# Remembering the Old Sniper



## BackyardCowboy (Aug 27, 2014)

From Shooting USA posted: Nov 25, 2015


----------



## pic (Nov 14, 2009)

Pretty cool, watched it all, thanks


----------



## Goldwing (Nov 5, 2014)

That was excellent, thank you!
This guy was a pretty fair shot also.


----------



## Jeb Stuart (Jan 19, 2020)

Carlos lived in my town. Many times I felt like just kocking on his door to tell him JOB WELL DONE! And of course to get his autograph for he book of his I still own.


----------



## Goldwing (Nov 5, 2014)

Jeb Stuart said:


> Carlos lived in my town. Many times I felt like just kocking on his door to tell him JOB WELL DONE! And of course to get his autograph for he book of his I still own.

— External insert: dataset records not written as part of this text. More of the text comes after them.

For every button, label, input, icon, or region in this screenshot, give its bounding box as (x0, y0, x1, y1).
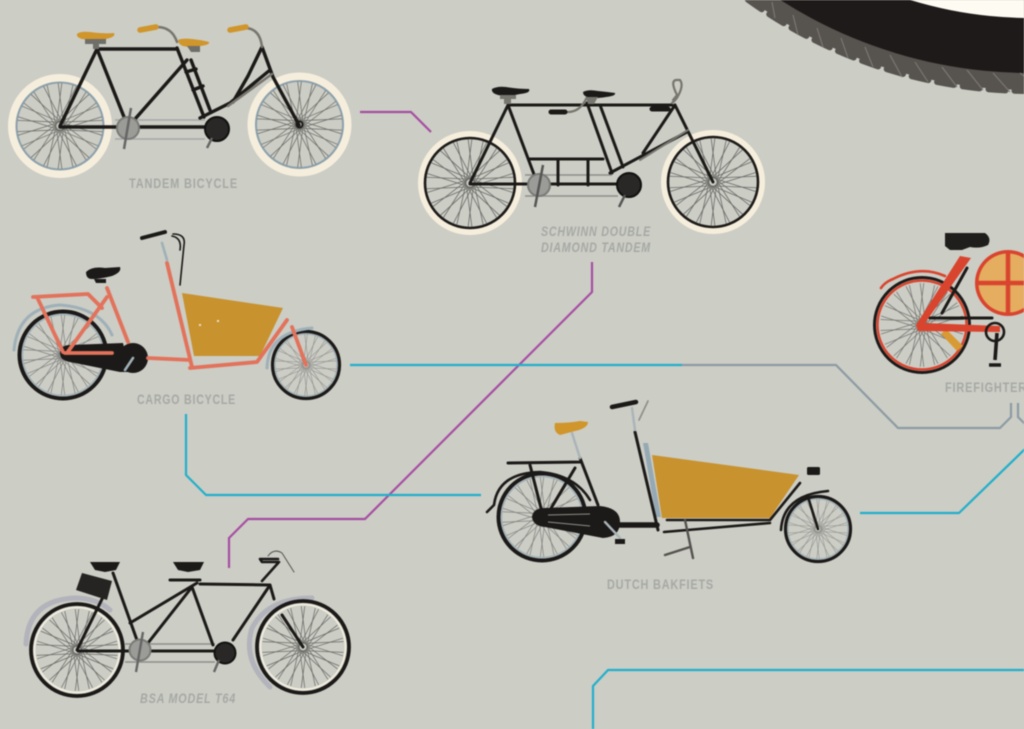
cyan connector: cargo bicycle to Dutch bakfiets (186, 414, 481, 495)
cargo box (182, 293, 283, 356)
chains (525, 175, 618, 196)
rear wheel (874, 278, 970, 372)
orange grips (140, 27, 246, 30)
red frame (916, 256, 1000, 332)
orange strip (941, 329, 963, 351)
chain case highlights (548, 514, 590, 526)
red mudguard (881, 271, 945, 288)
frame (77, 573, 303, 651)
grey stays (640, 130, 688, 160)
orange saddle (555, 421, 588, 435)
frame (60, 47, 299, 127)
cargo box (652, 455, 799, 518)
cyan connector: Dutch bakfiets to right (860, 449, 1024, 513)
cables (172, 234, 184, 285)
cyan connector: cargo bicycle to right (350, 364, 682, 366)
connector lines (186, 112, 1024, 729)
grey stem (125, 243, 167, 370)
label: SCHWINN DOUBLE (541, 224, 651, 239)
lamp (807, 467, 820, 475)
front wheel (786, 496, 850, 562)
saddle posts (500, 95, 598, 104)
grey connector: to firefighter (682, 365, 1011, 428)
bike: BSA model T64 (26, 551, 349, 706)
handlebars (566, 80, 682, 112)
rear wheel (31, 604, 123, 696)
thick frame tube (620, 522, 657, 528)
bike: firefighter (874, 233, 1024, 395)
handlebars (157, 27, 262, 47)
brake cables (639, 401, 648, 420)
label: TANDEM BICYCLE (129, 176, 238, 191)
cranks (130, 640, 150, 660)
mudguards (487, 472, 828, 530)
grey mudguards (26, 598, 312, 687)
chain ring (118, 343, 148, 373)
mudguards (14, 305, 312, 368)
cranks and pedals (528, 174, 550, 196)
magenta connector: tandem to Schwinn (360, 112, 431, 132)
black grips (551, 109, 668, 112)
label: DUTCH BAKFIETS (607, 577, 714, 592)
drop handlebar (260, 559, 279, 581)
label: CARGO BICYCLE (137, 392, 236, 407)
crank and pedal (989, 333, 1001, 365)
bike: Dutch bakfiets (487, 401, 850, 592)
saddle posts (85, 39, 200, 52)
grey connector: firefighter stub (1018, 403, 1024, 424)
handlebar (142, 232, 165, 238)
grey stays (228, 74, 272, 106)
black saddles (492, 87, 615, 98)
chains (125, 644, 215, 662)
chain case (60, 343, 130, 372)
black saddle (945, 233, 989, 250)
bike: cargo bicycle (14, 232, 340, 407)
bike: tandem bicycle (12, 27, 347, 191)
cyan connector: bottom (593, 670, 1024, 729)
giant tire at top right (549, 0, 1024, 92)
black saddle (86, 267, 120, 283)
light blue panel (643, 443, 661, 517)
lower tubes (664, 483, 818, 532)
frame (508, 432, 658, 530)
brake cable (268, 551, 294, 572)
black saddles (90, 562, 204, 572)
cranks and pedals (117, 117, 139, 139)
label: BSA MODEL T64 (140, 691, 236, 706)
orange saddles (77, 32, 209, 47)
round emblem (975, 250, 1024, 316)
box rivets (199, 320, 219, 326)
pedal (615, 539, 625, 544)
magenta connector: Schwinn to BSA (229, 262, 592, 568)
chain case (532, 506, 620, 538)
kickstand (665, 520, 693, 558)
frame (470, 103, 713, 185)
seat post and stem (572, 408, 635, 538)
saddlebag (76, 573, 112, 600)
front wheel (665, 134, 761, 230)
black tube (930, 268, 992, 318)
bike: Schwinn double diamond tandem (422, 80, 761, 255)
rear wheel (20, 312, 106, 398)
front wheel (252, 77, 347, 172)
chainring (986, 323, 1004, 341)
front wheel (272, 332, 340, 398)
rear wheel (12, 78, 108, 174)
label line two: DIAMOND TANDEM (541, 240, 651, 255)
frame (33, 263, 306, 368)
chains (115, 120, 205, 139)
handlebar (612, 402, 636, 407)
rear wheel (498, 474, 586, 560)
rear wheel (422, 135, 518, 231)
front wheel (257, 601, 349, 693)
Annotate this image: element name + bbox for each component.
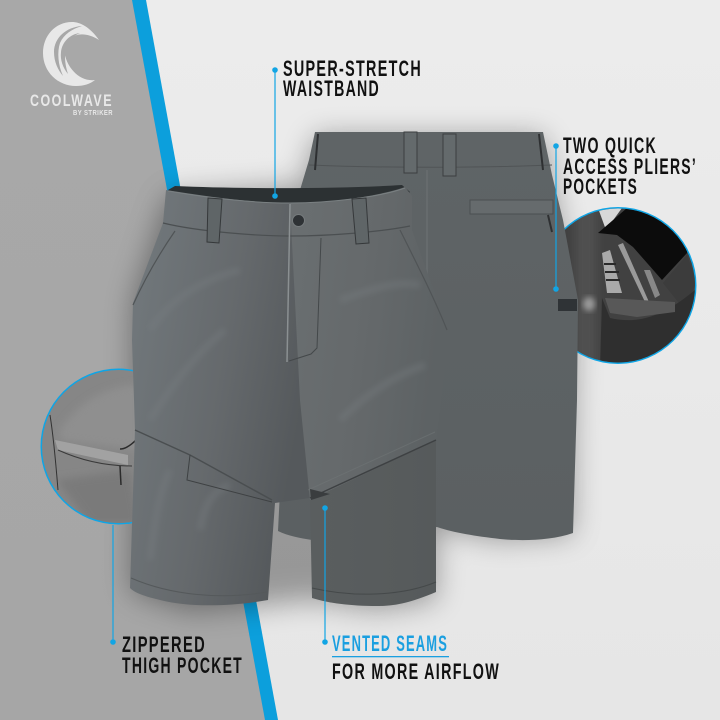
callout: thigh pocket: THIGH POCKET <box>122 653 243 678</box>
background gray panel <box>0 0 266 720</box>
side tab <box>558 299 577 311</box>
fly <box>287 204 290 362</box>
waistband seam <box>163 223 410 236</box>
hems <box>131 578 267 596</box>
pocket stitching <box>133 231 175 305</box>
back belt loops <box>404 132 456 176</box>
callout: thigh pocket: ZIPPERED <box>122 632 206 657</box>
pliers pocket detail circle <box>564 207 696 364</box>
pliers <box>602 243 660 302</box>
left leg <box>130 190 310 605</box>
callout: pliers pockets <box>553 133 697 292</box>
front view shorts <box>130 185 447 606</box>
callout: pliers pockets: POCKETS <box>563 174 638 199</box>
belt loops <box>207 198 369 244</box>
fabric wrinkles <box>150 270 425 560</box>
garment shadows <box>130 136 575 612</box>
callout: thigh pocket <box>110 525 243 678</box>
logo: coolwave: BY STRIKER <box>73 110 113 117</box>
callout: waistband: WAISTBAND <box>283 76 380 101</box>
callout: waistband: SUPER-STRETCH <box>283 56 422 81</box>
callout: vented seams <box>322 505 500 684</box>
callout: pliers pockets: TWO QUICK <box>563 133 657 158</box>
back welt pocket <box>470 200 553 214</box>
callout: waistband <box>272 56 422 199</box>
icon: wave <box>43 22 99 86</box>
button <box>292 214 304 226</box>
zipper pocket detail circle <box>40 368 135 524</box>
right lower leg <box>310 440 436 606</box>
logo: coolwave: COOLWAVE <box>30 92 113 110</box>
callout: vented seams: FOR MORE AIRFLOW <box>332 659 500 684</box>
right panel <box>290 187 447 500</box>
blue diagonal band <box>132 0 278 720</box>
callout: vented seams: VENTED SEAMS <box>332 631 448 656</box>
leg seams <box>135 430 272 500</box>
logo: coolwave <box>30 22 113 117</box>
inner waistband <box>168 185 410 206</box>
back view shorts <box>278 132 578 540</box>
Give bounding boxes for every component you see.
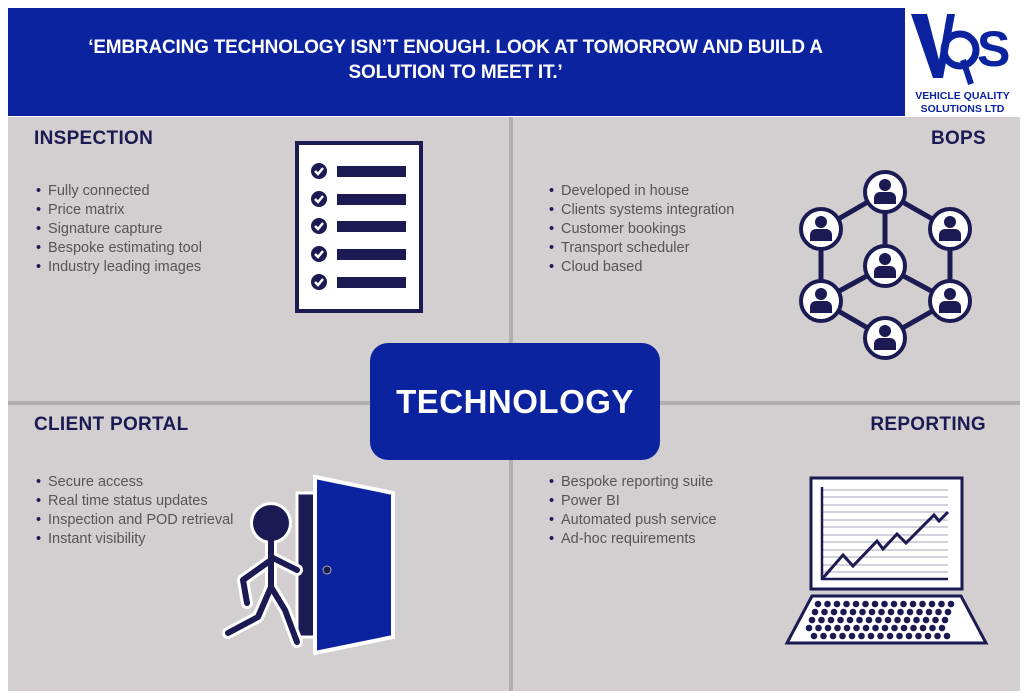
list: bops: Customer bookings	[561, 221, 686, 237]
panel: bops	[550, 128, 986, 275]
heading: client portal: CLIENT PORTAL	[34, 414, 188, 435]
list: inspection	[36, 183, 202, 275]
heading: reporting: REPORTING	[870, 414, 986, 435]
list: client portal: Real time status updates	[48, 493, 208, 509]
icon: network	[799, 170, 972, 360]
list: bops: Developed in house	[561, 183, 689, 199]
list: bops	[550, 183, 734, 275]
heading: bops: BOPS	[931, 128, 986, 149]
panel: client portal	[34, 414, 233, 547]
list: reporting: Power BI	[561, 493, 620, 509]
center badge: technology: TECHNOLOGY	[396, 383, 634, 420]
center badge: technology	[370, 343, 660, 460]
list: client portal	[36, 474, 233, 547]
icon: laptop chart	[784, 476, 988, 644]
list: client portal: Instant visibility	[48, 531, 146, 547]
list: reporting: Ad-hoc requirements	[561, 531, 696, 547]
list: inspection: Price matrix	[48, 202, 125, 218]
list: bops: Transport scheduler	[561, 240, 689, 256]
logo: S	[977, 21, 1010, 77]
icon: checklist	[295, 141, 423, 313]
list: reporting: Automated push service	[561, 512, 717, 528]
heading: inspection: INSPECTION	[34, 128, 153, 149]
title quote: ‘EMBRACING TECHNOLOGY ISN’T ENOUGH. LOOK AT TOMORROW AND BUILD A	[88, 37, 823, 58]
logo text: SOLUTIONS LTD	[921, 103, 1004, 115]
panel: reporting	[550, 414, 986, 547]
icon: person entering door	[222, 474, 395, 656]
list: reporting: Bespoke reporting suite	[561, 474, 713, 490]
logo text: VEHICLE QUALITY	[915, 90, 1010, 102]
list: client portal: Inspection and POD retrieval	[48, 512, 233, 528]
title quote: SOLUTION TO MEET IT.’	[349, 62, 562, 83]
panel: inspection	[34, 128, 202, 275]
logo text	[915, 90, 1010, 115]
list: inspection: Industry leading images	[48, 259, 201, 275]
list: inspection: Bespoke estimating tool	[48, 240, 202, 256]
list: inspection: Signature capture	[48, 221, 162, 237]
title quote	[88, 37, 823, 83]
list: inspection: Fully connected	[48, 183, 150, 199]
list: bops: Cloud based	[561, 259, 642, 275]
list: client portal: Secure access	[48, 474, 143, 490]
list: reporting	[550, 474, 717, 547]
header banner	[8, 8, 905, 116]
list: bops: Clients systems integration	[561, 202, 734, 218]
logo	[905, 8, 1020, 116]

"ONE SHOT ONE KILL" was a classic. I read it twice while stationed in Kunson Korea.


----------



## tony pasley (May 6, 2006)

Another sniper to look up John Hinson


----------



## Goldwing (Nov 5, 2014)

tony pasley said:


> Another sniper to look up John Hinson


I just did. Sounds like somebody pissed off the wrong gentleman.


----------



## red442joe (Aug 6, 2014)

Tagged

Joe


----------



## SouthernBoy (Jun 27, 2007)

Very nicely done.


----------



## CatchySaver (Nov 21, 2017)

He was a true American Hero. Rest In Peace Carlos Hathcock.


----------